Casting the part of said bright young girl must have been quite difficult considering that it required two strong young actresses recognizable as the same person nearly a full decade apart and it must have been tempting to go the Boyhood route instead, pausing filming for seven years while the lead actress grew up. Fortunately, the casting department found the perfect actress for the part of Cea. The performances by young Amanda Fix and the even younger River Price-Maenpaa are so perfectly in sync, it’s hard to believe they are not indeed the same person years apart (full disclosure: River’s parents Matt and Elinor, both of whom have small parts in the film, are longtime family friends and my sister was River’s favorite babysitter).
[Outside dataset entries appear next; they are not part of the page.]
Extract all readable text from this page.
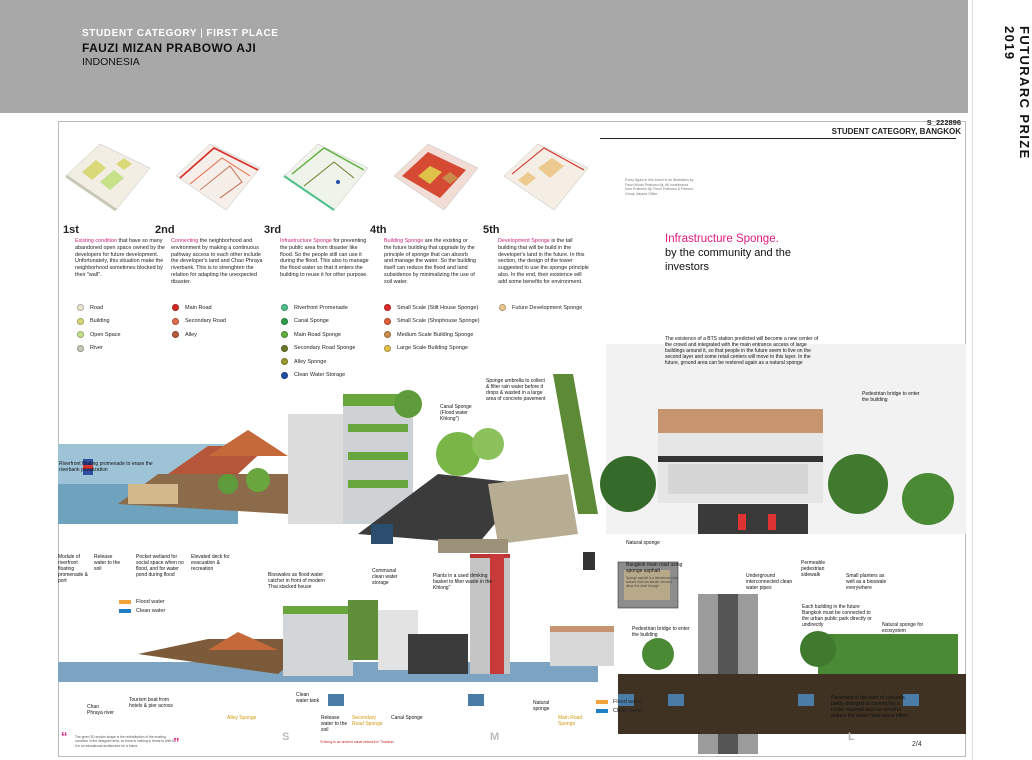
STUDENT CATEGORY | FIRST PLACE
FAUZI MIZAN PRABOWO AJI
INDONESIA	FUTURARC PRIZE 2019
S_222896
STUDENT CATEGORY, BANGKOK
Every figure in this board is an illustration by Fauzi Mizan Prabowo Aji. All contributors from Prabowo Aji. Fikrul Prabowo & Paimus. Group Jakarta Office
1st	2nd	3rd	4th	5th
Existing condition that have so many abandoned open space owned by the developers for future development. Unfortunately, this situation make the neighborhood sometimes blocked by their "wall".
Connecting the neighborhood and environment by making a continuous pathway access to each other include the developer's land and Chao Phraya riverbank. This is to strenghten the relation for adapting the unexpected disaster.
Infrastructure Sponge for preventing the public area from disaster like flood. So the people still can use it during the flood. This also to manage the flood water so that it enters the building to reuse it for other purpose.
Building Sponge are the existing or the future building that upgrade by the principle of sponge that can absorb and manage the water. So the building itself can reduce the flood and land subsidence by minimalizing the use of soil water.
Development Sponge is the tall building that will be build in the developer's land in the future. In this section, the design of the tower suggested to use the sponge principle also. In the end, their existence will add some benefits for environment.
Road
Building
Open Space
River
Main Road
Secondary Road
Alley
Riverfront Promenade
Canal Sponge
Main Road Sponge
Secondary Road Sponge
Alley Sponge
Clean Water Storage
Small Scale (Stilt House Sponge)
Small Scale (Shophouse Sponge)
Medium Scale Building Sponge
Large Scale Building Sponge
Future Development Sponge
Infrastructure Sponge.
by the community and the investors
The existence of a BTS station predicted will become a new center of the crowd and integrated with the main entrance access of large buildings around it, so that people in the future seem to live on the second layer and some retail centers will move to this layer. In the future, ground area can be restored again as a natural sponge
Pedestrian bridge to enter the building
Sponge umbrella to collect & filter rain water before it drops & wasted in a large area of concrete pavement
Canal Sponge (Flood water Khlong")
Riverfront floating promenade to erase the riverbank privatization
Module of riverfront floating promenade & port
Release water to the soil
Pocket wetland for social space when no flood, and for water pond during flood
Elevated deck for evacuation & recreation
Bioswales as flood water catcher in front of modern Thai stacked house
Communal clean water storage
Plants in a used drinking basket to filter waste in the Khlong"
Natural sponge
Bangkok main road using sponge asphalt
Sponge asphalt is a bituminous road surface that can absorb rain and allow it to drain through
Underground interconnected clean water pipes
Permeable pedestrian sidewalk	Small planters as well as a bioswale everywhere
Each building in the future Bangkok must be connected to the urban public park directly or undirectly	Natural sponge for ecosystem
Pedestrian bridge to enter the building
Chao Phraya river
Tourism boat from hotels & pier across
Alley Sponge
Clean water tank
Release water to the soil
Secondary Road Sponge
Canal Sponge
Natural sponge
Main Road Sponge
Pavement in the form of concrete, partly changed or covered by a cooler material such as wood to reduce the urban heat island effect
Flood water
Clean water
Flood water
Clean water
S	M	L
“ The given 3D section shape is the redistribution of the existing condition in the designed area, so there is nothing in terms to shift it, it is an educational architecture for a future.	”	*Khlong is an ancient canal network in Thailand	2/4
Equally strong is Sarah Gadon as Cea’s mother, who struggles with accepting the adult responsibilities she never learned about, and must now deal with the fact that her daughter has matured more quickly than she has herself. The film’s story structure, with the scenes of Cea’s adolescence presented linearly while the scenes of her young childhood are shown in a series of out-of-sequence flashbacks, may seem confusing at first but it soon becomes clear that this editing technique is necessary not just to understand Cea’s growth as into young adulthood but her own mother’s emotional regression as well.
The story ends on a note of cautious optimism, as the film’s Cea may have finally emancipated herself and will eventually attain self-actualization, but we’re also aware that she may just be substituting one potential trap for another. In any case, one is left hoping to see what happens next not just to her, but to her mother as well. For now, one will have to settle for reading the real-life Cea Sunrise Person’s memoirs to find out, but a cinematic follow-up would be most welcome. Movies like North of Normal rarely get sequels, but it’s certainly earned itself the right to one.